2017-03-20 5:31 AM
Hi,
We are testing a code which is generated from simulink. Code is processing over the single precision operands. When we compile the code with keil , by choosing STM32F767 and SP FPU, the maximum time to complete the one cycle of the algorithm seems more than the maximum time for the STM32F429 in the same conditions. This means F429 is processing and completing the algorithm faster than F767.
?n the technical manual, we were expecting the FPU of the F757 must be faster than F429, in contrass processing the algorith time seems more than F429.
CPU speed of F767 is 216MHz and F429 is 168MHz. we selected the same optimization levels over the keil before compiling.
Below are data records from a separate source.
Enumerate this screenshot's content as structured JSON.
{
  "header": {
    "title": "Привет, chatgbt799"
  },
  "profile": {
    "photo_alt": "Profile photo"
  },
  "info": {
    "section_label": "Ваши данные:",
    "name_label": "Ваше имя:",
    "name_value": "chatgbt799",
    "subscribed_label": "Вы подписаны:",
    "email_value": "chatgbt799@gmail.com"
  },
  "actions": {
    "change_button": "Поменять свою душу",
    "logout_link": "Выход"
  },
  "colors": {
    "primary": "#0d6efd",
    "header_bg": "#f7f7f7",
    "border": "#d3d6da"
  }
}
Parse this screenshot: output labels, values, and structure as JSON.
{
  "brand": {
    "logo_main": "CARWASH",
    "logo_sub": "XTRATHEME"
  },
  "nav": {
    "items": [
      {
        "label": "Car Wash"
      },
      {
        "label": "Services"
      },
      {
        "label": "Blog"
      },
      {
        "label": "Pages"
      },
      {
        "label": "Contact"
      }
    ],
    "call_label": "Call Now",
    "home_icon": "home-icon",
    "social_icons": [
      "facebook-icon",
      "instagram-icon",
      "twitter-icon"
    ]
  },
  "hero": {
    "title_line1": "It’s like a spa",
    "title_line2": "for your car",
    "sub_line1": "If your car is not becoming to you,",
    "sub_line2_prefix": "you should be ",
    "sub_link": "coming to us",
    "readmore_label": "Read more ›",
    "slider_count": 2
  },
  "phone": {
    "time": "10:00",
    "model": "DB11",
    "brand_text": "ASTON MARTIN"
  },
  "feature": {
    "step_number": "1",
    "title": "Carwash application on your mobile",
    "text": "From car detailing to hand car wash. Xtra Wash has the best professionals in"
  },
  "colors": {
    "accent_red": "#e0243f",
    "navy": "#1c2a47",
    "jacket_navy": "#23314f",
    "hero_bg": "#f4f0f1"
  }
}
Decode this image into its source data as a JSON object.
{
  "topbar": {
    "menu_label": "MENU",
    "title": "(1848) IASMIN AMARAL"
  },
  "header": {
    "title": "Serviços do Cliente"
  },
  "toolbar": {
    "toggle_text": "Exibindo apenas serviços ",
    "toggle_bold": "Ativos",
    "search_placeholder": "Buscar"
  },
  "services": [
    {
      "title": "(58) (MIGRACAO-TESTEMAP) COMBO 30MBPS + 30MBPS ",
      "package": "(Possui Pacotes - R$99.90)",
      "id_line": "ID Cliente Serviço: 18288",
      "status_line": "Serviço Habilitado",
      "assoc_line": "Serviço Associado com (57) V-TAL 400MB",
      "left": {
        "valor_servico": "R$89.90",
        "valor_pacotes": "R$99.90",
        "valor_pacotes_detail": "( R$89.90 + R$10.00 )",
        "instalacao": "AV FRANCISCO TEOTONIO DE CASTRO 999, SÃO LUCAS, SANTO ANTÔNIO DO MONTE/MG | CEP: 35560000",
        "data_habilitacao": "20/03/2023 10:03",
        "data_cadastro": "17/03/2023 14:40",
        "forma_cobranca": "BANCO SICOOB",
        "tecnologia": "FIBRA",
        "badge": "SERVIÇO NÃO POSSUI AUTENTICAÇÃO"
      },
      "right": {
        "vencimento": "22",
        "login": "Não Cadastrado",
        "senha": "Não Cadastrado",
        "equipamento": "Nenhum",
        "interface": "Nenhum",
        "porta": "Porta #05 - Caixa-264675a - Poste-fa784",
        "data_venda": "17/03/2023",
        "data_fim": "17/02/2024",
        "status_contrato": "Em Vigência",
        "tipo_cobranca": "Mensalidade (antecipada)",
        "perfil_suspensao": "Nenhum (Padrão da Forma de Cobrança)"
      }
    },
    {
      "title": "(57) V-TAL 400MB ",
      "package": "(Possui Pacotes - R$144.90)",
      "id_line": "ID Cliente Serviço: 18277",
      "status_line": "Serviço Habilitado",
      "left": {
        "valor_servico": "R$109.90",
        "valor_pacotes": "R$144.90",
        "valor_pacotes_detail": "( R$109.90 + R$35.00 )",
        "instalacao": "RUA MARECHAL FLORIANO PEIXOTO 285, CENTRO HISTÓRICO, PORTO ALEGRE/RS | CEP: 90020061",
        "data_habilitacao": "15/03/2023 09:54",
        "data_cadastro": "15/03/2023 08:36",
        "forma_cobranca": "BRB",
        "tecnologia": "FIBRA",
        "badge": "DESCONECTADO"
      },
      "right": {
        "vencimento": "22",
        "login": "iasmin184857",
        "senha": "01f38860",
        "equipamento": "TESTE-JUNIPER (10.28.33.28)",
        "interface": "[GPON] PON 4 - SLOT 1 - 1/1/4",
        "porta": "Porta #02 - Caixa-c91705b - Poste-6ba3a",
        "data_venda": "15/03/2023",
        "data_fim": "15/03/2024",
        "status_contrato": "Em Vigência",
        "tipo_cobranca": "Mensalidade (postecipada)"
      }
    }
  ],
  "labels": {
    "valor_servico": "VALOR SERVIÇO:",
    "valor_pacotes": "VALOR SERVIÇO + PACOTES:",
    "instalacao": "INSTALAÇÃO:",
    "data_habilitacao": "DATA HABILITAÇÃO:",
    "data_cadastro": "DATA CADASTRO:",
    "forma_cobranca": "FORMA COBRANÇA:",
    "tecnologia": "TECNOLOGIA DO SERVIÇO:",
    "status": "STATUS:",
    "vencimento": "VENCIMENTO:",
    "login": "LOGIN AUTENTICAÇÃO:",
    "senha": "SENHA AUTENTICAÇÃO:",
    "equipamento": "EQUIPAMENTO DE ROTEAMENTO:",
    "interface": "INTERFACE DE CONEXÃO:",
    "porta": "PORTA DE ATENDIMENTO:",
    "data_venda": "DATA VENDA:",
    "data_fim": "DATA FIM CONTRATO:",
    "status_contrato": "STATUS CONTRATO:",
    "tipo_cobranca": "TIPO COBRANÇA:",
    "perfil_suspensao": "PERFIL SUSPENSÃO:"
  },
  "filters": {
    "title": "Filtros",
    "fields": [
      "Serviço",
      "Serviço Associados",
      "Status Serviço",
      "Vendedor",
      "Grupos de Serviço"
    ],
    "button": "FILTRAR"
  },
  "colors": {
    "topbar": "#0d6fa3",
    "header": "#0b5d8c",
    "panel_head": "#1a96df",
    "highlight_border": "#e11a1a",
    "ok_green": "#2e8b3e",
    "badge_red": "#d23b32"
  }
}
Algorithm time is measured by a timer as starting in the beggining of the algorithm and stoping at the end.
Question is why and how is the 767 works slower than the 429?
thank you for your answers,
O?uzhan Demirci
#stm32f767 #stm32f429 #fp2017-03-21 2:39 AM
Hi,
I am no expert regarding F7 vs F4, however the problem you are facing might be related by the wait states that are needed for the Flash, and since it is not linear but by steps, the F4 might have a faster flash access than the F7 in these conditions.
In order to get the result you are looking for, you can either :
- Run the F4 and the F7 at the same speed, but I am not sure this will be interesting.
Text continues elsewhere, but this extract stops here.